UnicodeDecodeError: 'utf-8 'codec can' t decode byte 0xce in position 52: invalid continuation byte, continuation
Code:
df_w = pd.read_table( r'C:\Users\lab\Desktop\web_list_n.txt', sep=',', header=None)
This error occurs when I use the read_table method of pandas to read local files:
UnicodeDecodeError: 'utf-8 'codec can' t decode byte 0xce in position 52: invalid continuation byte
Query and find the two most common and stubborn errors in Python encoding:
UnicodeEncodeError: 'ascii 'codec can't encode characters in position 0-1: ordinal not in range (128)

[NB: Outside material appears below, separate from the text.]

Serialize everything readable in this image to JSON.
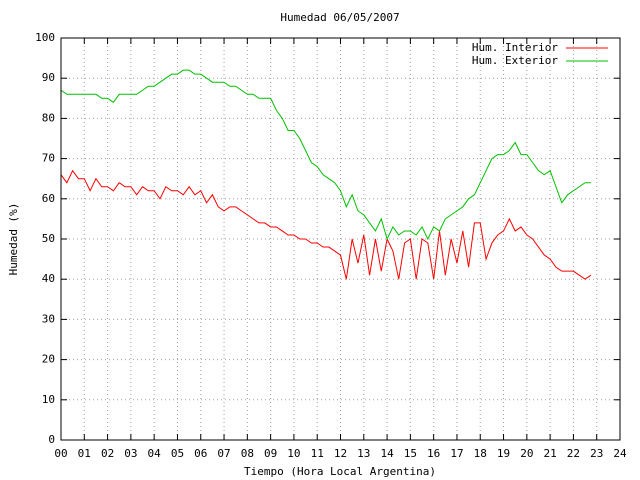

UnicodeDecodeError: 'utf-8 'codec can' t decode bytes in position 0-1: invalid continuation byte
That is, the encoding and decoding problem. My error is that 'utf-8' cannot decode the byte at location 52 (0xce), that is, the byte exceeds the UTF-8 representation range, for more information about encoding and decoding, see https://segmentfault.com/a/1190000004625718
Solution:
df_w = pd.read_table( r'C:\Users\lab\Desktop\web_list_n.txt', encoding='ISO-8859-1', sep=',', header=None)
That is, when reading data, explicitly add the encoding method encoding = 'iso-8859-1 '. You can also try other encoding methods.